Like any couple, Nicole and Jim were looking forward to their reception, but they opted to focus on the most important aspect of their wedding, the Mass. Since Nicole serves as the director of Christian formation at St. Catherine Parish in Granville, the couple’s engagement became a part of the parish community and Jim, a law enforcement officer, became one of their own.
“Over the year that we were engaged, parishioners were just as excited and supportive as most of my friends and family, asking me how things were going and praying for us,” said Nicole. “Even during the last few months, they were sharing in the countdown each week.”
While they could have held their wedding at another parish, St. Catherine seemed like home, and both decided the wedding would not be complete without being able to celebrate with their parish family. Through the parish bulletin, Nicole and Jim extended an invitation to their entire parish community to attend the wedding, as well as a small cookie and juice reception in the parish after Mass.
“The Mass was what was most important to us, and we wanted the community to be there to pray with us and support us,” said Nicole. “Working with families, teens, kids and even adults, and being a visible part of that community, it’s natural to develop relationships and a sense of belonging, and when it came down to it, we wanted them to feel welcome to come and support us in prayer.”
Planning to include parishioners in their most important day dovetailed into Nicole’s lessons to high school students about relationships, dating, dresses, flowers and sacrament.
“The parents and children seemed excited to be invited and I was so grateful for the opportunity to stand with them on our wedding day and express how grateful we are for their love and support,” said Nicole.
While inviting an entire parish community to celebrate a wedding Mass is unusual, an added surprise to the community was having Archbishop Jerome E. Listecki as the main celebrant.
“It was certainly very special,” said Nicole. “The archbishop is a great priest, and a good friend of our family.

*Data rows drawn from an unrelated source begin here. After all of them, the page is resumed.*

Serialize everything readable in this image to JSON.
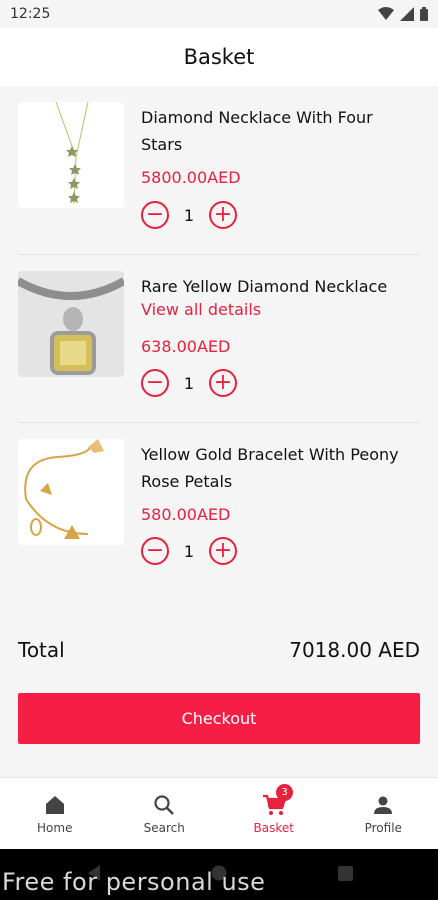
{
  "status_bar": {
    "time": "12:25"
  },
  "header": {
    "title": "Basket"
  },
  "items": [
    {
      "name": "Diamond Necklace With Four Stars",
      "price": "5800.00AED",
      "qty": "1"
    },
    {
      "name": "Rare Yellow Diamond Necklace",
      "link": "View all details",
      "price": "638.00AED",
      "qty": "1"
    },
    {
      "name": "Yellow Gold Bracelet With Peony Rose Petals",
      "price": "580.00AED",
      "qty": "1"
    }
  ],
  "total": {
    "label": "Total",
    "value": "7018.00 AED"
  },
  "checkout_label": "Checkout",
  "nav": [
    {
      "label": "Home",
      "icon": "home-icon"
    },
    {
      "label": "Search",
      "icon": "search-icon"
    },
    {
      "label": "Basket",
      "icon": "cart-icon",
      "badge": "3"
    },
    {
      "label": "Profile",
      "icon": "person-icon"
    }
  ],
  "watermark": "Free for personal use",
  "colors": {
    "accent": "#e8213f",
    "checkout_bg": "#f71e46"
  }
}
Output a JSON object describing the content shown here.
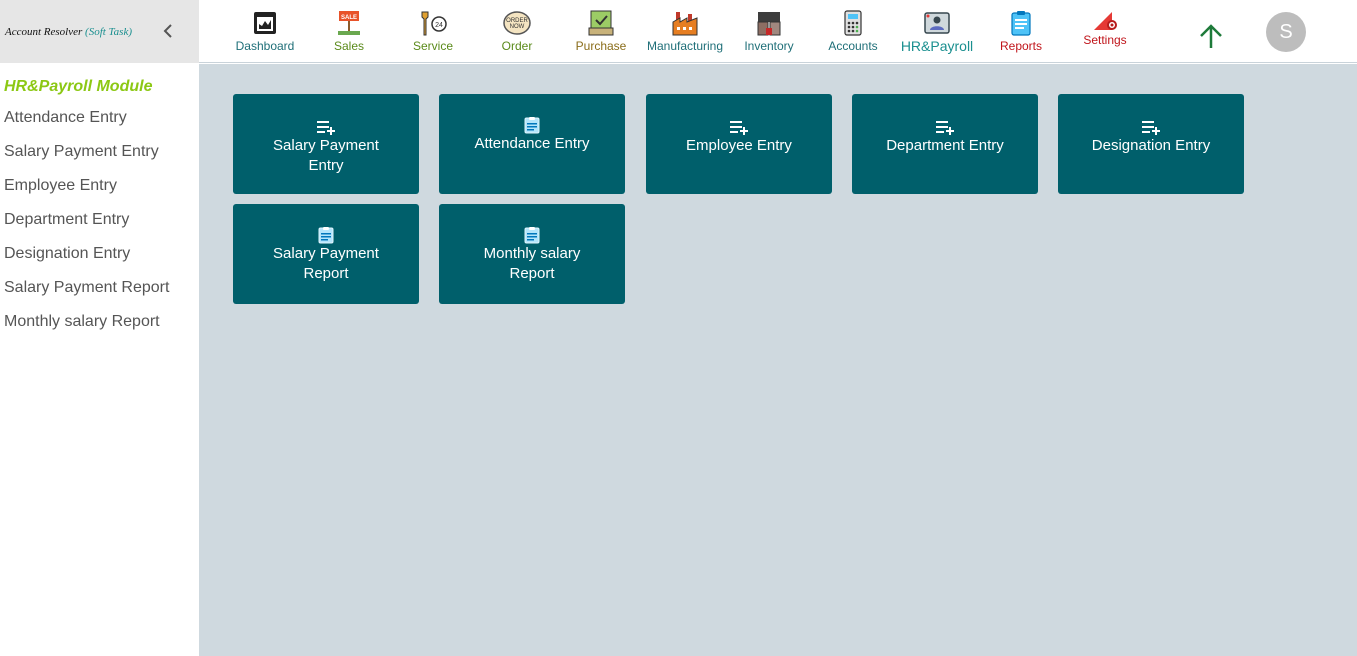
{
  "brand": {
    "name": "Account Resolver",
    "sub": "(Soft Task)"
  },
  "sidebar": {
    "module_title": "HR&Payroll Module",
    "items": [
      {
        "label": "Attendance Entry"
      },
      {
        "label": "Salary Payment Entry"
      },
      {
        "label": "Employee Entry"
      },
      {
        "label": "Department Entry"
      },
      {
        "label": "Designation Entry"
      },
      {
        "label": "Salary Payment Report"
      },
      {
        "label": "Monthly salary Report"
      }
    ]
  },
  "nav": {
    "items": [
      {
        "label": "Dashboard",
        "icon": "dashboard-icon",
        "color": "#1f6f78"
      },
      {
        "label": "Sales",
        "icon": "sale-sign-icon",
        "color": "#5a8a1a"
      },
      {
        "label": "Service",
        "icon": "wrench-24-icon",
        "color": "#5a8a1a"
      },
      {
        "label": "Order",
        "icon": "order-now-icon",
        "color": "#5a8a1a"
      },
      {
        "label": "Purchase",
        "icon": "in-stock-icon",
        "color": "#8a6d1a"
      },
      {
        "label": "Manufacturing",
        "icon": "factory-icon",
        "color": "#1f6f78"
      },
      {
        "label": "Inventory",
        "icon": "warehouse-icon",
        "color": "#1f6f78"
      },
      {
        "label": "Accounts",
        "icon": "calculator-icon",
        "color": "#1f6f78"
      },
      {
        "label": "HR&Payroll",
        "icon": "hr-board-icon",
        "color": "#1a8f8f"
      },
      {
        "label": "Reports",
        "icon": "clipboard-icon",
        "color": "#c0151b"
      },
      {
        "label": "Settings",
        "icon": "settings-triangle-icon",
        "color": "#c0151b"
      }
    ],
    "up_icon": "arrow-up-icon",
    "avatar_letter": "S"
  },
  "tiles": [
    {
      "label": "Salary Payment Entry",
      "icon": "playlist-add-icon"
    },
    {
      "label": "Attendance Entry",
      "icon": "clipboard-icon"
    },
    {
      "label": "Employee Entry",
      "icon": "playlist-add-icon"
    },
    {
      "label": "Department Entry",
      "icon": "playlist-add-icon"
    },
    {
      "label": "Designation Entry",
      "icon": "playlist-add-icon"
    },
    {
      "label": "Salary Payment Report",
      "icon": "clipboard-icon"
    },
    {
      "label": "Monthly salary Report",
      "icon": "clipboard-icon"
    }
  ],
  "colors": {
    "accent": "#005f6b",
    "module_title": "#8cc814",
    "content_bg": "#cfd9df",
    "up_arrow": "#1e7a3a"
  }
}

My parents are both faith-filled loving people with a gift for hospitality – every person is important to them. Between growing up with that example, my mother working for the church (as secretary to the archbishop), and working for the church myself, we’ve come to develop friendships with many priests – the archbishop among them. Standing on the altar with all of our concelebrating priests and the archbishop …. wow, we felt very supported in prayer.”

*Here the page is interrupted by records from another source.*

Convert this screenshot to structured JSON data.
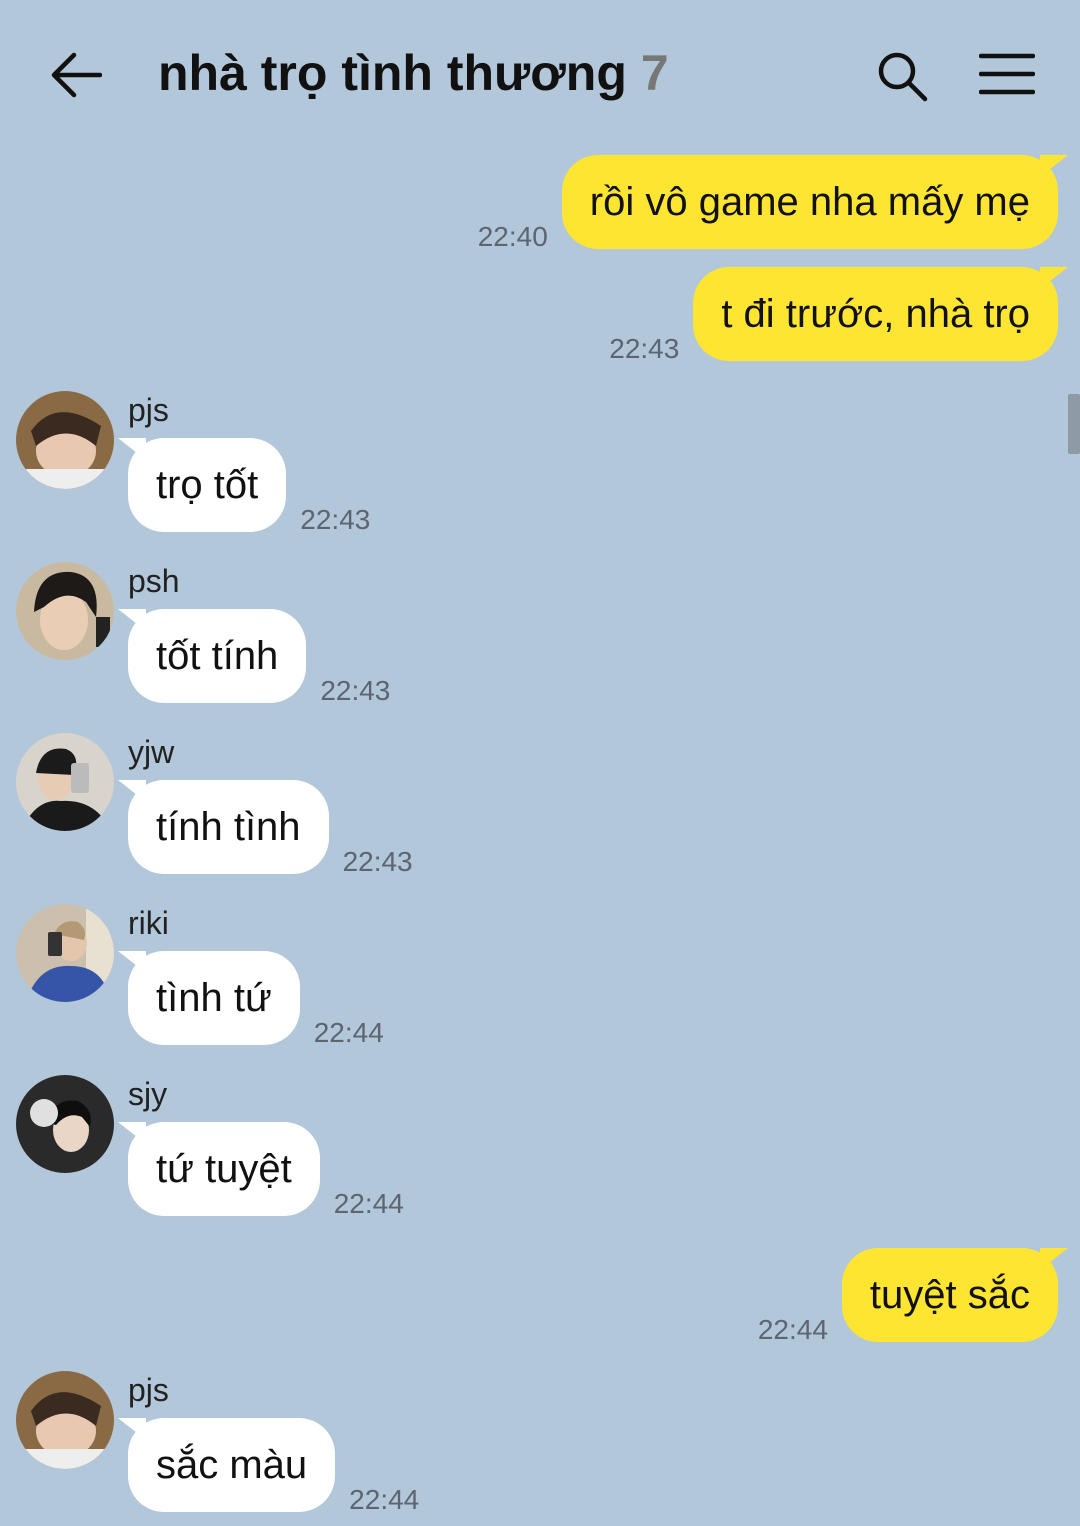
{
  "header": {
    "title": "nhà trọ tình thương",
    "member_count": "7"
  },
  "colors": {
    "background": "#b2c7da",
    "outgoing_bubble": "#fee532",
    "incoming_bubble": "#ffffff"
  },
  "messages": [
    {
      "dir": "out",
      "text": "rồi vô game nha mấy mẹ",
      "time": "22:40"
    },
    {
      "dir": "out",
      "text": "t đi trước, nhà trọ",
      "time": "22:43"
    },
    {
      "dir": "in",
      "sender": "pjs",
      "text": "trọ tốt",
      "time": "22:43"
    },
    {
      "dir": "in",
      "sender": "psh",
      "text": "tốt tính",
      "time": "22:43"
    },
    {
      "dir": "in",
      "sender": "yjw",
      "text": "tính tình",
      "time": "22:43"
    },
    {
      "dir": "in",
      "sender": "riki",
      "text": "tình tứ",
      "time": "22:44"
    },
    {
      "dir": "in",
      "sender": "sjy",
      "text": "tứ tuyệt",
      "time": "22:44"
    },
    {
      "dir": "out",
      "text": "tuyệt sắc",
      "time": "22:44"
    },
    {
      "dir": "in",
      "sender": "pjs",
      "text": "sắc màu",
      "time": "22:44"
    }
  ]
}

Being invited to attend Nicole and Jim’s wedding was not a surprise to St. Catherine parishioner Ginny Chmiel, as she knew the couple had made an impression on many in their tightly woven community.
“They really wanted us there and it wasn’t just to have people there, it was because they made everything very personal and we were more than happy to celebrate the day with them,” she said. “I knew how happy Nicole was about the wedding and you felt that when you walked into the church. There was a large gathering of family, friends and parishioners and we were so delighted to see to many parishioners – not just people who worked with her in the church. She obviously made an impression on many people, and it was such a happy, prayerful wedding.”
Like Chmiel, parishioner John Scholz was struck by the parish-wide invitation to the Bournes’ wedding.
“It was a beautiful idea and one that I had not heard of doing before,” he said “It was truly a community event and interesting because we saw her family, then saw the members of the community all supporting her. It was very special to have the archbishop celebrating the wedding, too; he is such a personable guy.”
With a position in the parish such as Nicole’s, Tony Kuchan admitted that inviting the parish to celebrate seemed to be the perfect and most generous means to include everyone in their celebration.
“We had a good turnout; I can’t even estimate how many from the parish attended, but we were well represented as a Catholic community,” he said. “The archbishop was a marvelous surprise and it was very special that he would have taken the time to come and celebrate their wedding Mass. He gave a great homily. It was very personal and gentle and he really presented a very caring part of the verbal celebration.”
Just after their vows, Archbishop Listecki asked Nicole and Jim to turn around and look at all of the smiling faces of the people who were present and supportive of their wedding.
“It was incredibly special to be able to celebrate with all of those people,” said Nicole. “I felt honored that my husband of about six seconds and I could be witnesses to God’s love in our lives to all those gathered there. It was wonderful and moving to see that so many people from the parish cared about us, and our lives together enough that they were willing to take the time out of their busy lives to spend the afternoon with us. Working at St. Catherine is my job, yes, but it is really more than that. In ministry, you end up sharing a lot of yourself and your life with people, and your personal life becomes intertwined with the life of the parish community. I could not have imagined not having that community as part of our day.”